Вот такой был переход через Березину, и планы русских были сорваны, но плачевное состояние армии делало наше дальнейшее сопротивление все труднее и труднее. 2-й и 9-й корпуса, сделавшие все, чтобы обеспечить наш переход, выглядели теперь весьма плохо, и стало очевидно, что спасение армии впредь будет зависеть от скорости ее отступления. Этот самый печальный этап отступления, таким образом, стал лишь иллюстрацией процесса постоянного распада армии, однообразным военным маневром. Еще теплилась надежда собрать всю армию в Вильно, защищаемую свежими войсками, но поскольку мы находились в пятидесяти четырех лье от этого города, откуда главная дорога ведет на Молодечно, мы отправились в этом направлении.

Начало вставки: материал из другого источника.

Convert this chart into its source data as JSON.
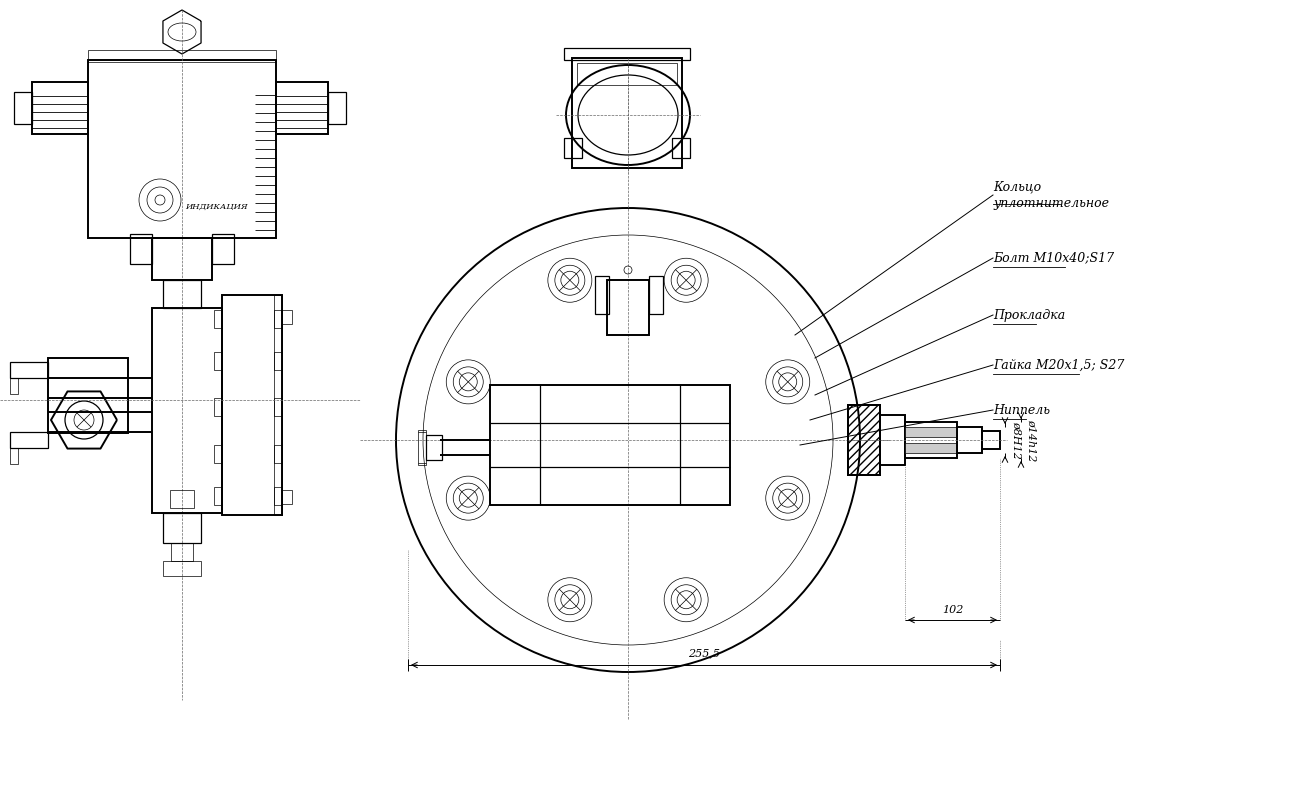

28-го, после отражения атаки Чичагова, Наполеон, оставив Березину, двинулся в Зембин, сопровождаемый Гвардией, 1-м, 4-м и 5-м корпусами. Утром 29-го, свое отступление начали 2-й и 9-й корпуса —   они пошли за 3-м. Дорога в Зембин, как и многие другие в этой стране, построена из дерева, через болота и притоки Березины проложены длинные мосты. Таким образом, природа сделала наш марш болезненным и утомительным, поскольку болота замерзли лишь частично. Вся колонна была вынуждена идти очень плотно и по очень узкой дороге. Но мы утешались мыслью, что если противник не имел намерения сильно защищать Минскую дорогу и сконцентрировать больше внимания на вильненском направлении —   если будет сожжен один из этих мостов, он неизбежно застрянет вместе с нами в этих болотах. После прохождения одного из узких участков 3-й корпус остановился, чтобы восстановить свою колонну. Здесь я стал свидетелем невероятной сцены —   офицеры всех рангов, рядовые солдаты, слуги, лишившиеся лошадей кавалеристы, раненые и искалеченные, шли мимо меня, превратившись в однородную массу почти неотличимых друг от друга людей. Каждый из них рассказывал о том, как он чудесным образом избежал смерти у Березины и радовался, что сумел спастись, отказавшись от всего, что имел.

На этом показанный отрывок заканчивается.